Pennsylvania Sports Betting FAQs
When did it become legal to bet on sports in Pennsylvania?
Sports betting became legal in Pennsylvania on May 14, 2018, the day the US Supreme Court struck down PASPA. PA had previously amended state law in October of 2017, which made sports betting legal in the state.
Where can I place a sports bet in Pennsylvania?
- Hollywood casino at Penn National
- Parx Casino and Racing
- South Philadelphia Turf Club
- Rivers Casino
- Sugarhouse Casino
- Harrahs Philadelphia
- Valley Forge Casino (Launching March 17, 2019)
What sports can I bet on in Pennsylvania?
Bets will be accepted for all professional sports and some collegiate sports.
What types of bets can I make in Pennsylvania?
With the same above caveat that the PGCB will retain the right to deny operators the ability to offer certain kinds of wagers, we see no reason why Pennsylvania won’t allow the follow bets:
- Exchange wagering
- Prop bets
- Straight wagers
Given that both DFS and sports betting are legal in Pennsylvania, will we see any hybrid games offered in the near future?
Unlike in New Jersey, where Resorts and DraftKings are partners, and The FanDuel Group is aligned with Meadowlands Racetrack for sports betting, we haven’t yet seen the two worlds collide in Pennsylvania.
And, due to the extremely high license fee and tax rates Pennsylvania has proposed, the state may not see the same sports betting-DFS hybrid products that other markets will.

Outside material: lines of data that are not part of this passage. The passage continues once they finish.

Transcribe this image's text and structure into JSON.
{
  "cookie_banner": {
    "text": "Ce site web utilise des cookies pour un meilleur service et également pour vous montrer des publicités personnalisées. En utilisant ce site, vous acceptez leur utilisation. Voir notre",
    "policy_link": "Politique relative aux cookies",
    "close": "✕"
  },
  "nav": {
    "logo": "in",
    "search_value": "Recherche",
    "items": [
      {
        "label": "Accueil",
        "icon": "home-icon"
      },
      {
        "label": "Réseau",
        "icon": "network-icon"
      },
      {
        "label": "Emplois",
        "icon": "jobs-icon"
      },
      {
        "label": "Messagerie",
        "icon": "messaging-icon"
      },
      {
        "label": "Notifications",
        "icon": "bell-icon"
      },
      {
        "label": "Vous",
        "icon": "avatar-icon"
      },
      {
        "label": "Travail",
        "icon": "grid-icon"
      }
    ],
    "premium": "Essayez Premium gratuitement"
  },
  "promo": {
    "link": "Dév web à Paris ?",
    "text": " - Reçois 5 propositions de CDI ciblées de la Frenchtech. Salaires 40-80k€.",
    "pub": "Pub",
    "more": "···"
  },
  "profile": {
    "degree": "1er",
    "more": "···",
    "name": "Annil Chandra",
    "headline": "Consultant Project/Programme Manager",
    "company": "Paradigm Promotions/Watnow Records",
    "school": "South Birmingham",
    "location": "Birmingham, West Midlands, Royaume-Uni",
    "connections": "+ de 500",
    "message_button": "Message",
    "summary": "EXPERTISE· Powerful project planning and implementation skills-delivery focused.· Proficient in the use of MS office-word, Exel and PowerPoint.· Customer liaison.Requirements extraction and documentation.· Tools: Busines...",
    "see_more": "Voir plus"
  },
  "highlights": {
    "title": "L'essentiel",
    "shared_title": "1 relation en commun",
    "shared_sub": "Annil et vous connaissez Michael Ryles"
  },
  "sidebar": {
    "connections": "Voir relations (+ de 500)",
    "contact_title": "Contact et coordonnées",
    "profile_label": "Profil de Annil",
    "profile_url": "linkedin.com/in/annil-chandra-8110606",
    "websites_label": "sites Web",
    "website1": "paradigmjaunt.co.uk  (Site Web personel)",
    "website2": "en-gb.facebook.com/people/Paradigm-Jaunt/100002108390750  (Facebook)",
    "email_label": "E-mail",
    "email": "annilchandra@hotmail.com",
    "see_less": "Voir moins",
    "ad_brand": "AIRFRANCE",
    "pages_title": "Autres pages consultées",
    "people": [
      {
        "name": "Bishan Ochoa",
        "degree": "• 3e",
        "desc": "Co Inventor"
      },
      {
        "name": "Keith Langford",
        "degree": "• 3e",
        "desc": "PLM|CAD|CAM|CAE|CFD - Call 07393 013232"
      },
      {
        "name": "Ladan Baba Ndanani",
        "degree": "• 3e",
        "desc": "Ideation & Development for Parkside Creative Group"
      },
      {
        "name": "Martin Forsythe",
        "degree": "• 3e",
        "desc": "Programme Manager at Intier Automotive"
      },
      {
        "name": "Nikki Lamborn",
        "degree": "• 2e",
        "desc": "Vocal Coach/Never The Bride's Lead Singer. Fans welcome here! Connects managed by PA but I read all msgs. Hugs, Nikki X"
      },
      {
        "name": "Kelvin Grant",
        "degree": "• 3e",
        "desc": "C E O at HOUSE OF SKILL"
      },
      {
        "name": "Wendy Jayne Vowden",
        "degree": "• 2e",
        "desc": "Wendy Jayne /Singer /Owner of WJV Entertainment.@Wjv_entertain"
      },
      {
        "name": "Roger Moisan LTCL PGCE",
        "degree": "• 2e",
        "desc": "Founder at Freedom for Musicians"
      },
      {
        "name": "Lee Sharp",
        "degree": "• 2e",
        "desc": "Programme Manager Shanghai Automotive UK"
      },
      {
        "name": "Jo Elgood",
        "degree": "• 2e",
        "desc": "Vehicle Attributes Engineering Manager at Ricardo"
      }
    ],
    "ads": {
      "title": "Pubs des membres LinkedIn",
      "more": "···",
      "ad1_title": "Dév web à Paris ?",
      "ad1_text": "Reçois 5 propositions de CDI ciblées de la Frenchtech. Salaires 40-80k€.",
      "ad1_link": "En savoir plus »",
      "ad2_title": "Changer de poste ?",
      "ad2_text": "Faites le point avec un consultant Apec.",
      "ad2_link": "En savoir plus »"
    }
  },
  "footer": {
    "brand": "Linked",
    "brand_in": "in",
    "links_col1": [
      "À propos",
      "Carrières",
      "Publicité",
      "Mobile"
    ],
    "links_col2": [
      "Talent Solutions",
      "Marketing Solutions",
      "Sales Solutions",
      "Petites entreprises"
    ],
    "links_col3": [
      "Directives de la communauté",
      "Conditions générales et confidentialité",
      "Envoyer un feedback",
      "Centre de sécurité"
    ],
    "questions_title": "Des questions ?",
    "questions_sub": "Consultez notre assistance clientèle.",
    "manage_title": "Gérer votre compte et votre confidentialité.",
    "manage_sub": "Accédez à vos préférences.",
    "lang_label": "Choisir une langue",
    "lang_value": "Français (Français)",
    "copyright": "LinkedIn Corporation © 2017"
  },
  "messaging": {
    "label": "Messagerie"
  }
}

As we said about New Jersey, it’s almost inevitable we see DFS-sports betting hybrid products hit the market. In speaking to The Athletic for one of their recent articles, our very own Cal Spears mused about the kind of crossover contests we could see, and the reasons why DraftKings and FanDuel are the best bets to pull it off:
“Say, on a Sunday, you make 15 different NFL bets, but you make them against 100,000 other people,” Spears said. “Sort of like a parlay, but against others. If you pick the Patriots (as a 7-point favorite), you hit for 1 point, but if you pick their opponent (as a 7-point underdog) you get 7 points. Then add up all the points. That’s a really complicated thing to do, because you have 100,000 concurrent users hitting your server, making teams, hitting your database – but (DraftKings and FanDuel) are already set up to do that. I think they might have an edge running different formats that other people would struggle to justify even writing the first line of code for.”